Saturday, May 10, 2014










Cute Brown Dog
May 10 2014


My cute brown dog
has no category for colour
no use for judging.

She caught her reflection, the other day
and made a bee-line
for the adjacent room,
sniffing out
this strange canine intruder.

So she doesn't grasp physics.
Is mercifully free
of vanity.
But more than that, has absolutely no idea
what she looks like;
that she is embodied, at all.

Because she never questions
herself.
She exists unselfconsciously,
all her senses
extending out into the world,
as existentially pure
as a Buddhist monk.

If she assumes anything, it must be she looks like me.
Because this is how we are, and have always been;
the two of us
as far back as she remembers,
best of buddies
2 puppies at heart.

One who is slower, taller
often perplexing.
And the other
the one in charge.



Are dolphins the only animal that recognize their own reflection? Elephants, probably. Primates, I'm not sure. But this sense of self -- this self-aware individuality, this grasp of agency playing out in the glass -- is clearly a sign of higher intelligence.

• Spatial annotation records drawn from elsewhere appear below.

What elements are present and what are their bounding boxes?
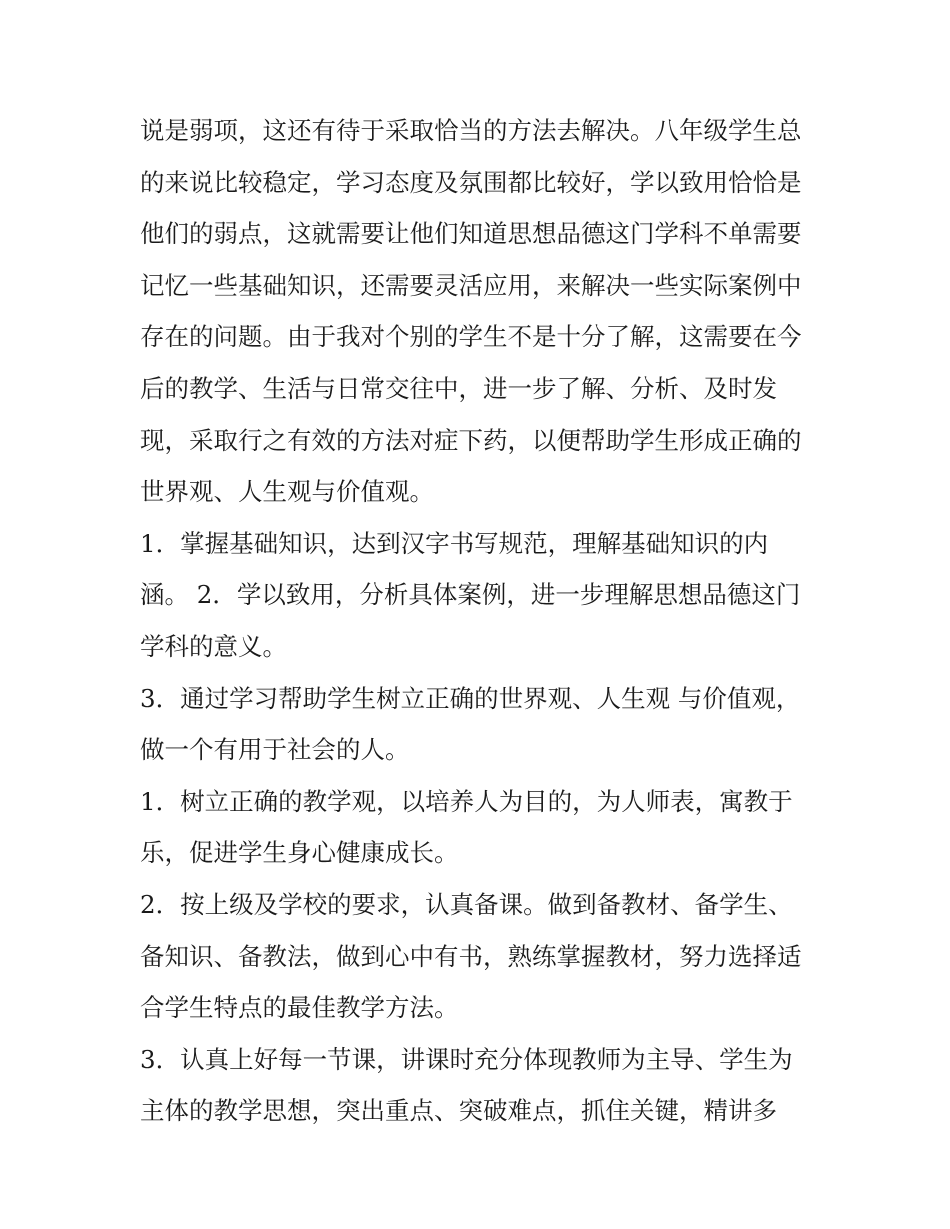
- measure-item-line: 1．树立正确的教学观，以培养人为目的，为人师表，寓教于: [140, 786, 793, 816]
- goal-item-line: 学科的意义。: [140, 631, 287, 661]
- goal-item-line: 3．通过学习帮助学生树立正确的世界观、人生观 与价值观，: [140, 683, 801, 713]
- measure-item-line: 合学生特点的最佳教学方法。: [140, 993, 459, 1023]
- text-line: 说是弱项，这还有待于采取恰当的方法去解决。八年级学生总: [140, 116, 802, 145]
- goal-item-line: 1．掌握基础知识，达到汉字书写规范，理解基础知识的内: [140, 528, 769, 558]
- measure-item-line: 备知识、备教法，做到心中有书，熟练掌握教材，努力选择适: [140, 941, 802, 971]
- measure-item-line: 3．认真上好每一节课，讲课时充分体现教师为主导、学生为: [140, 1044, 793, 1074]
- text-line: 他们的弱点，这就需要让他们知道思想品德这门学科不单需要: [140, 219, 802, 249]
- text-line: 现，采取行之有效的方法对症下药，以便帮助学生形成正确的: [140, 425, 802, 455]
- measure-item-line: 2．按上级及学校的要求，认真备课。做到备教材、备学生、: [140, 889, 793, 919]
- text-line: 世界观、人生观与价值观。: [140, 477, 434, 507]
- goal-item-line: 涵。 2．学以致用，分析具体案例，进一步理解思想品德这门: [140, 580, 801, 610]
- text-line: 后的教学、生活与日常交往中，进一步了解、分析、及时发: [140, 373, 777, 403]
- measure-item-line: 乐，促进学生身心健康成长。: [140, 838, 459, 868]
- text-line: 存在的问题。由于我对个别的学生不是十分了解，这需要在今: [140, 322, 802, 352]
- measure-item-line: 主体的教学思想，突出重点、突破难点，抓住关键，精讲多: [140, 1096, 777, 1126]
- document-body: [140, 105, 820, 1137]
- text-line: 记忆一些基础知识，还需要灵活应用，来解决一些实际案例中: [140, 270, 802, 300]
- text-line: 的来说比较稳定，学习态度及氛围都比较好，学以致用恰恰是: [140, 167, 802, 197]
- goal-item-line: 做一个有用于社会的人。: [140, 735, 410, 765]
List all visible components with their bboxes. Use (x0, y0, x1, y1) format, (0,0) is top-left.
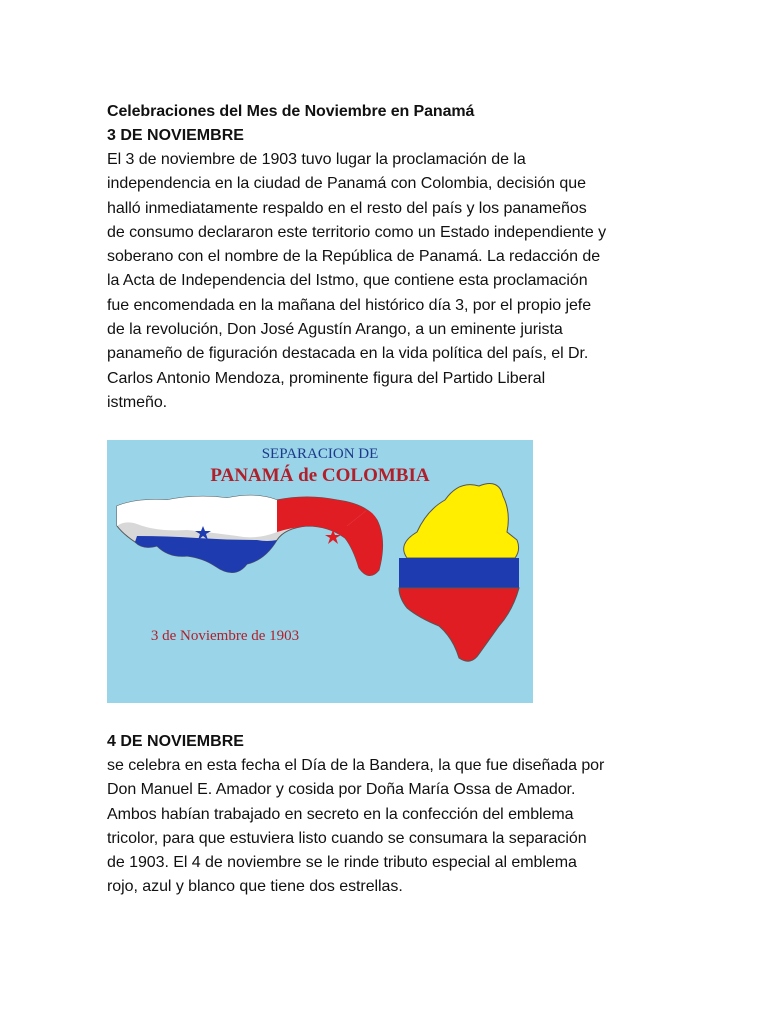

So it's no surprise that dogs don't get mirrors. And while I admire her lack of vanity, I've always recognized that it's more about her limitations than any moral choice. But before this incident, I never truly realized that she has absolutely no idea what she looks like. I suppose I always assumed that she must imagine she's pretty similar to the dogs with whom she plays. After all, she sees them, and sees her own four legs, her tail; scratches her ears and licks her unmentionables. But on thinking deeper, I realize she imagines nothing: because there is no category in her worldview, her intelligence, her cognitive framework for such a mental exercise to be either worthwhile or meaningful. "Imagining" is not the business of dogs. And perhaps this is even more admirable than a lack of vanity: because there is something pure about such an utter lack of introspection and existential angst; about simply living with serene unquestioning acceptance. ...All of which is a wordy way of saying what we all know and love: that dogs live in the moment.

And then I thought -- as it says in the poem -- that if anything, she must think she looks like me. Because I have always been there, and we have always been inseparable. As am I in our world, so too must she.

How unfortunate, if she feels this way. Because she is a gorgeous chocolate Lab; and I'm ...well, a middle aged guy -- enough said! One who does a lot of strange perplexing things, at least from a dog's point of view: cleaning house, picking up poo, sitting in front of the TV. Nominally in charge; but not really. Which is one thing I suspect she does know: one flash of those puppy eyes, and I melt!